The Oregon adult care home proliferation began in the 1980s when Oregon allowed adult care homes to receive Medcaid for payment. It was thought that adult care homes would supplement or replace nursing homes when in fact, as research has shown, adult care homes are one step before the nursing home.
Adult care home owners range from the savvy business owner and college graduate to the wage earner who for most of his/her adult life had worked hard for someone else and now finally has a stake of his/her own. Such diversity of people makes for different managing styles and different choices of business entities.
The owners who have one home usually operate his/her home personally as a sole proprietorship.
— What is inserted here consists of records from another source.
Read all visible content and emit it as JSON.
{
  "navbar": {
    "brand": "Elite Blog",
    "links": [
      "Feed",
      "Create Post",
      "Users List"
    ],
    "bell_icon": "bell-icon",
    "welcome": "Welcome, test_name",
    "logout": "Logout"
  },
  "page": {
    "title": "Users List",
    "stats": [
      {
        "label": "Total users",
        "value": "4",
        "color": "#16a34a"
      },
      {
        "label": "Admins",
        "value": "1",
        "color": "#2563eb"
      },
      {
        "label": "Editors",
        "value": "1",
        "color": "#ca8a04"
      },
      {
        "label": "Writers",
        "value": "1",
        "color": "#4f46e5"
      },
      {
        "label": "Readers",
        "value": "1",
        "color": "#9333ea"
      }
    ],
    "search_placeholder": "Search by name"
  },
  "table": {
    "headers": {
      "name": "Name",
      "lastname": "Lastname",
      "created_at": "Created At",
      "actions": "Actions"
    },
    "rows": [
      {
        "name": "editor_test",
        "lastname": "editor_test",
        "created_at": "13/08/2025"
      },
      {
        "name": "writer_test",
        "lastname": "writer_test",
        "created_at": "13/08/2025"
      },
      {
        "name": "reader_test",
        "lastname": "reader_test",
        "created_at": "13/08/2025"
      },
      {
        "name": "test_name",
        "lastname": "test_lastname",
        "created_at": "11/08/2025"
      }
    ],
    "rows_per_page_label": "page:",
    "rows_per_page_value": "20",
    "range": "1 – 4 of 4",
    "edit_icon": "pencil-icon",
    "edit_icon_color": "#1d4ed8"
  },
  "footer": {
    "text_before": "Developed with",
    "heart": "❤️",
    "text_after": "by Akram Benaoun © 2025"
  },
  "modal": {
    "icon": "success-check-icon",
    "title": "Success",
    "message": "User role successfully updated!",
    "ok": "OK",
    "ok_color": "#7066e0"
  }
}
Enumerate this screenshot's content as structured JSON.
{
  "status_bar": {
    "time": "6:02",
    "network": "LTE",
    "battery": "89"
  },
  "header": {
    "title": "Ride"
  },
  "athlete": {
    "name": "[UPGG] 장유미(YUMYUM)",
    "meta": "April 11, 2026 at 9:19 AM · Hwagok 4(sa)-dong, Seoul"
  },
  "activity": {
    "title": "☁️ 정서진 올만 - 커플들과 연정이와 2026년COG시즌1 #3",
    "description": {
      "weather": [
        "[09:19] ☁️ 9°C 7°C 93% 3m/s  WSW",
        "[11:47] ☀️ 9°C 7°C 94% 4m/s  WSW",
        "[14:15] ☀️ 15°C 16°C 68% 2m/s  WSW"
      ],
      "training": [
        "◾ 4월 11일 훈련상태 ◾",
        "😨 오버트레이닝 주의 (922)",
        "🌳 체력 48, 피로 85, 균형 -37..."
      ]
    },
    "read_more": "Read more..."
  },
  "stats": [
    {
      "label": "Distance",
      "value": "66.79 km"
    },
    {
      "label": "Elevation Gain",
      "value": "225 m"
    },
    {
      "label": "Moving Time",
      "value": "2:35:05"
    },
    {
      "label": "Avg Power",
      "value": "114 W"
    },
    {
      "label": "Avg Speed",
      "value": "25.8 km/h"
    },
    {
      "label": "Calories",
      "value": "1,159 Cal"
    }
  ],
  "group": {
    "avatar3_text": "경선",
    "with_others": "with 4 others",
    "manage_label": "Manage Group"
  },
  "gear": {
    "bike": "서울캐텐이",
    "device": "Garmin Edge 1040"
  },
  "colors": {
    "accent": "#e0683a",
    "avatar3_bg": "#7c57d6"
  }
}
Owners of three or more homes usually incorporate and under that umbrella operate his/her homes. Usually it is the owners of more than one adult care home who hires “Resident Managers” to handle the day to day planning, organizing, leading, and controlling (POLC) needs of the home, leaving the owner free to focus on the macro POLC functions of the corporation.
After All It Is A Business, Albeit A Home Business
Operating an adult care home is the business of tender loving care but it doesn’t have to look and feel like a business. The owners who have conquer the task of making their adult care home business look, feel, and smell like a home are the owners whose home(s) are always full and the homes have a waiting list.
Source:
Kane, R.A., Kane, R.L., Hixon Illston, L., Nyman, J.A., & Finch, M. (1991, Sept.). Adult foster care for the elderly in Oregon: A mainstream alternative to nursing home? American Journal of Public Health, 81(9), p1113-1120.